TL;DR
DuckDB is an embeddable OLAP database that combines the PAX columnar storage layout with a vectorized execution engine, powered by Morsel-Driven parallelism for fast analytical queries.
Three-Layer Architecture
┌─────────────────────────────────────┐
│ Morsel-Driven Parallelism │
│ ┌─────────┐ ┌─────────┐ │
│ │ Thread 1│ │ Thread 2│ ... │
│ └────┬────┘ └────┬────┘ │
│ │ │ │
│ ┌────▼───────────▼────┐ │
│ │ Vectorized Executor │ │
│ │ (Vector Size = 2048)│ │
│ └──────────┬──────────┘ │
│ │ │
│ ┌──────────▼──────────┐ │
│ │ PAX Columnar Layout │ │
│ └─────────────────────┘ │
└─────────────────────────────────────┘
PAX (Partition Attributes Across) Layout
DuckDB does not use pure columnar storage (DSM). Instead, it uses PAX: each Row Group is organized column-wise internally:
Row Group (122,880 rows)
┌──────────────────────────────────────┐
│ Column Chunk 1 (trip_id): │
│ [val1, val2, ..., val122880] │
├──────────────────────────────────────┤
│ Column Chunk 2 (timestamp): │
│ [ts1, ts2, ..., ts122880] │
├──────────────────────────────────────┤
│ Column Chunk 3 (amount): │
│ [amt1, amt2, ..., amt122880] │
└──────────────────────────────────────┘
Why PAX over Pure Columnar?
- DSM (Decomposed Storage Model): one file per column → multi-column queries need multiple IOs
- NSM (N-ary Storage Model): row-wise → scan drags in unused columns
- PAX: the sweet spot — columns are contiguous within each Row Group → single IO for multiple columns
Vectorized Execution
DuckDB processes 2048 rows at a time (STANDARD_VECTOR_SIZE), rather than row-by-row:
Volcano (row-at-a-time):
for row in table:
col_a = row.a ← function call × N
col_b = row.b
result = col_a + col_b
Vectorized (DuckDB):
vector_a = table.a[0:2048] ← single function call
vector_b = table.b[0:2048]
result = vector_add(vector_a, vector_b) ← SIMD accelerated
Benefits:
- Fewer virtual function calls (1 per 2048 rows vs 1 per row)
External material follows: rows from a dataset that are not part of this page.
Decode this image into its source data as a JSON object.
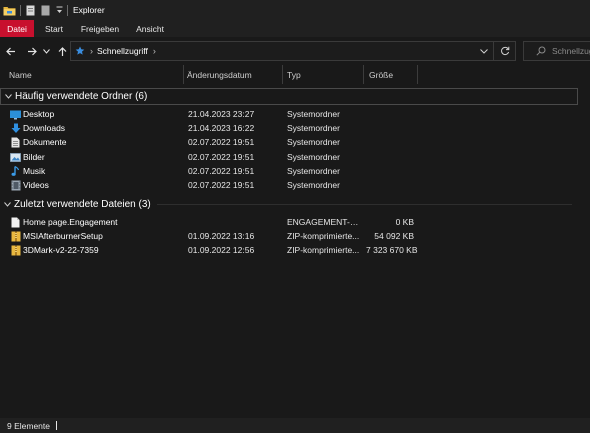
{
  "window": {
    "title": "Explorer"
  },
  "ribbon": {
    "tabs": [
      {
        "label": "Datei"
      },
      {
        "label": "Start"
      },
      {
        "label": "Freigeben"
      },
      {
        "label": "Ansicht"
      }
    ]
  },
  "address": {
    "location": "Schnellzugriff",
    "search_placeholder": "Schnellzugriff durchsuchen"
  },
  "columns": {
    "name": "Name",
    "date": "Änderungsdatum",
    "type": "Typ",
    "size": "Größe"
  },
  "groups": [
    {
      "title": "Häufig verwendete Ordner (6)",
      "items": [
        {
          "name": "Desktop",
          "date": "21.04.2023 23:27",
          "type": "Systemordner",
          "size": "",
          "icon": "desktop-folder-icon"
        },
        {
          "name": "Downloads",
          "date": "21.04.2023 16:22",
          "type": "Systemordner",
          "size": "",
          "icon": "downloads-folder-icon"
        },
        {
          "name": "Dokumente",
          "date": "02.07.2022 19:51",
          "type": "Systemordner",
          "size": "",
          "icon": "documents-folder-icon"
        },
        {
          "name": "Bilder",
          "date": "02.07.2022 19:51",
          "type": "Systemordner",
          "size": "",
          "icon": "pictures-folder-icon"
        },
        {
          "name": "Musik",
          "date": "02.07.2022 19:51",
          "type": "Systemordner",
          "size": "",
          "icon": "music-folder-icon"
        },
        {
          "name": "Videos",
          "date": "02.07.2022 19:51",
          "type": "Systemordner",
          "size": "",
          "icon": "videos-folder-icon"
        }
      ]
    },
    {
      "title": "Zuletzt verwendete Dateien (3)",
      "items": [
        {
          "name": "Home page.Engagement",
          "date": "",
          "type": "ENGAGEMENT-Da...",
          "size": "0 KB",
          "icon": "blank-file-icon"
        },
        {
          "name": "MSIAfterburnerSetup",
          "date": "01.09.2022 13:16",
          "type": "ZIP-komprimierte...",
          "size": "54 092 KB",
          "icon": "zip-file-icon"
        },
        {
          "name": "3DMark-v2-22-7359",
          "date": "01.09.2022 12:56",
          "type": "ZIP-komprimierte...",
          "size": "7 323 670 KB",
          "icon": "zip-file-icon"
        }
      ]
    }
  ],
  "status": {
    "count": "9 Elemente"
  },
  "colors": {
    "file_tab": "#c8102e",
    "background": "#191919",
    "chrome": "#202020",
    "quick_access_star": "#3a8dde"
  }
}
- CPU cache-friendly (batch data stays in L1/L2)
- Leverages SIMD (SSE/AVX) for bulk computation
Morsel-Driven Parallelism
// Data is partitioned into Morsels at execution time
// Each Morsel contains ~thousands of rows, dynamically assigned to threads
while (true) {
auto morsel = pipeline->GetNextMorsel();
if (!morsel) break; // no more data
ExecuteOperator(morsel); // run on current thread
}
Unlike partition-based parallelism (each thread gets a fixed region), Morsel-Driven scheduling naturally handles data skew.
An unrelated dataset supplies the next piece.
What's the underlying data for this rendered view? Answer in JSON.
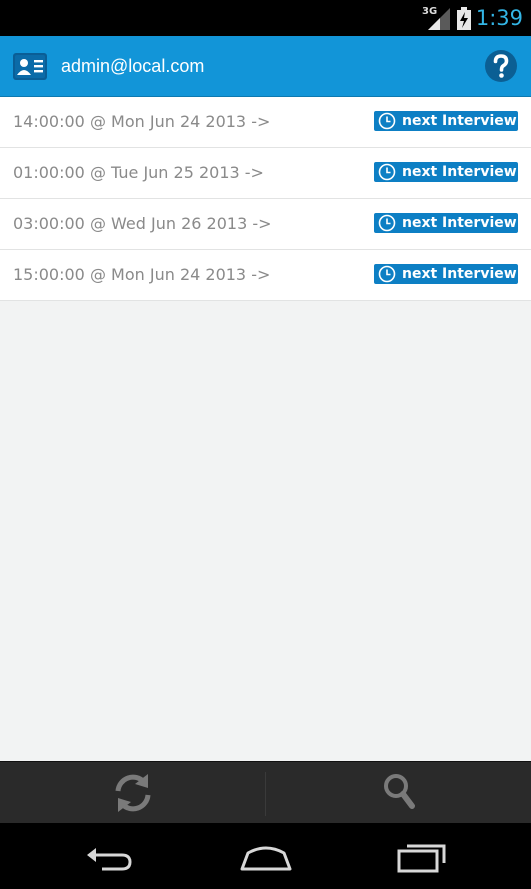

Performance Characteristics
| Workload | DuckDB Advantage |
|---|---|
| Full table scan | Columnar scan, skip unused columns |
| Aggregation | SIMD-accelerated, vectorized batch aggregation |
| Join | Morsel-Parallel Hash Join |
| In-process analytics | Zero config, embedded deployment |
Summary
DuckDB’s PAX columnar storage + vectorized execution + Morsel parallelism achieves near-large-OLAP performance in an embedded footprint. For data analysis and ETL, it’s the OLAP counterpart to what SQLite does for OLTP.